Adding a model via REST API

# Import a model configuration via YAML
curl -X POST http://localhost:8443/api/v1/config/import \
  -H "Authorization: Bearer bb_admin_token" \
  -H "Content-Type: application/x-yaml" \
  -d '
models:
  my-new-model:
    provider: openai
    model: gpt-4o
    api_key: ${OPENAI_API_KEY}
'

# Reload to apply
curl -X POST http://localhost:8443/api/v1/config/reload \
  -H "Authorization: Bearer bb_admin_token"

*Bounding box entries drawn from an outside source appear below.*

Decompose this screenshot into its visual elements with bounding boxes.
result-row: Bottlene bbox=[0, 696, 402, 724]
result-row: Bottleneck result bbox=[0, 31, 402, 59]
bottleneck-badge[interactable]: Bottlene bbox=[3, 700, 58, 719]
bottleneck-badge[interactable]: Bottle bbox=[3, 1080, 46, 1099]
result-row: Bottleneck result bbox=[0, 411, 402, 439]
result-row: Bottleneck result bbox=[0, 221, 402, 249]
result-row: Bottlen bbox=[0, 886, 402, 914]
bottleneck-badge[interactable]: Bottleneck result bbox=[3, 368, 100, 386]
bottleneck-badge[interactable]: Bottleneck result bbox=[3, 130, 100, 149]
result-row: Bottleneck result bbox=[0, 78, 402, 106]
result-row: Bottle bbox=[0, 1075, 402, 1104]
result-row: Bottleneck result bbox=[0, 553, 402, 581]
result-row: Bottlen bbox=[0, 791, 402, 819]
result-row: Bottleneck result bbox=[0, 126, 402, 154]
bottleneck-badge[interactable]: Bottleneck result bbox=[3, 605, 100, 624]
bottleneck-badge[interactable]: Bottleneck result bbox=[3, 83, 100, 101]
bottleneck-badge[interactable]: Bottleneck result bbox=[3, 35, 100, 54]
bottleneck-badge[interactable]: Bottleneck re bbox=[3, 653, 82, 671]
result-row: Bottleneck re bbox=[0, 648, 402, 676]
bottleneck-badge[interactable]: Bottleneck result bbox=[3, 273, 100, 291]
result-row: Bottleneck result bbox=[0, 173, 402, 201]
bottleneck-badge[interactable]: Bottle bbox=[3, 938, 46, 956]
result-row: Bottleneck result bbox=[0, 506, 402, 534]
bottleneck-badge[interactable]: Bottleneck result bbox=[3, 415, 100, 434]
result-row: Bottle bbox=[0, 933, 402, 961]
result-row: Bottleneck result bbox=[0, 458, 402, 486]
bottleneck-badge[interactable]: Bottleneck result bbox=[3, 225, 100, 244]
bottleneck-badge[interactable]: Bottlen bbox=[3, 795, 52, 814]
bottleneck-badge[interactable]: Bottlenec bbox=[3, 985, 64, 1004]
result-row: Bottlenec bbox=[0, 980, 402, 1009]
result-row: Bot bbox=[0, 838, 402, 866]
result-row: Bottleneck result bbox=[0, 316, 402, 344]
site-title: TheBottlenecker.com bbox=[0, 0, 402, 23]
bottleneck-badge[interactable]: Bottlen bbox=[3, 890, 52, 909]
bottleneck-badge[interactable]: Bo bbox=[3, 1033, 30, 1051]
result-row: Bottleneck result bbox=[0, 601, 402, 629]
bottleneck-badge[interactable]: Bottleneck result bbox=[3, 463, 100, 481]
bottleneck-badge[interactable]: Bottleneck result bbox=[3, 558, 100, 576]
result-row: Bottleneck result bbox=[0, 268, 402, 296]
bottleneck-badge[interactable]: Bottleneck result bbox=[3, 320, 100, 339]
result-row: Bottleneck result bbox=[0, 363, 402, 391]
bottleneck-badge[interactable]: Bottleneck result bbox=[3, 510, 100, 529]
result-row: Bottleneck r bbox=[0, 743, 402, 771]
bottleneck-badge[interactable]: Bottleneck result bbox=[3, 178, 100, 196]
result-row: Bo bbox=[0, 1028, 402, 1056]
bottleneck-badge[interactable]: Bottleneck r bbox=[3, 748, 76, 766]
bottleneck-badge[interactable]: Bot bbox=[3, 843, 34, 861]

Per-agent model assignment

Different agents can use different models. Use your best model for the supervisor and cheaper models for specialists:

agents:
  supervisor:
    model: gpt-4o              # Best reasoning for coordination
  researcher:
    model: gpt-4o-mini         # Cheaper for data retrieval
  local-analyzer:
    model: qwen-local          # Free, private, no API costs

models:
  gpt-4o:
    provider: openai
    api_key: ${OPENAI_API_KEY}
  gpt-4o-mini:
    provider: openai
    api_key: ${OPENAI_API_KEY}
  qwen-local:
    provider: ollama
    model: qwen2.5-coder:32b
    base_url: "http://localhost:11434/v1"
    api_key: "ollama"

BYOK: per-request model override

Bring Your Own Key lets API consumers override the model for a single request by passing headers:

curl -N http://localhost:8443/api/v1/schemas/{schema_id}/chat \
  -H "Authorization: Bearer bb_your_token" \
  -H "X-Model-Provider: anthropic" \
  -H "X-Model-API-Key: sk-ant-customer-key" \
  -H "X-Model-Name: claude-sonnet-4-20250514" \
  -H "Content-Type: application/json" \
  -d '{"message": "Hello"}'

BYOK must be enabled per-provider in Settings. See BYOK integration guide for details.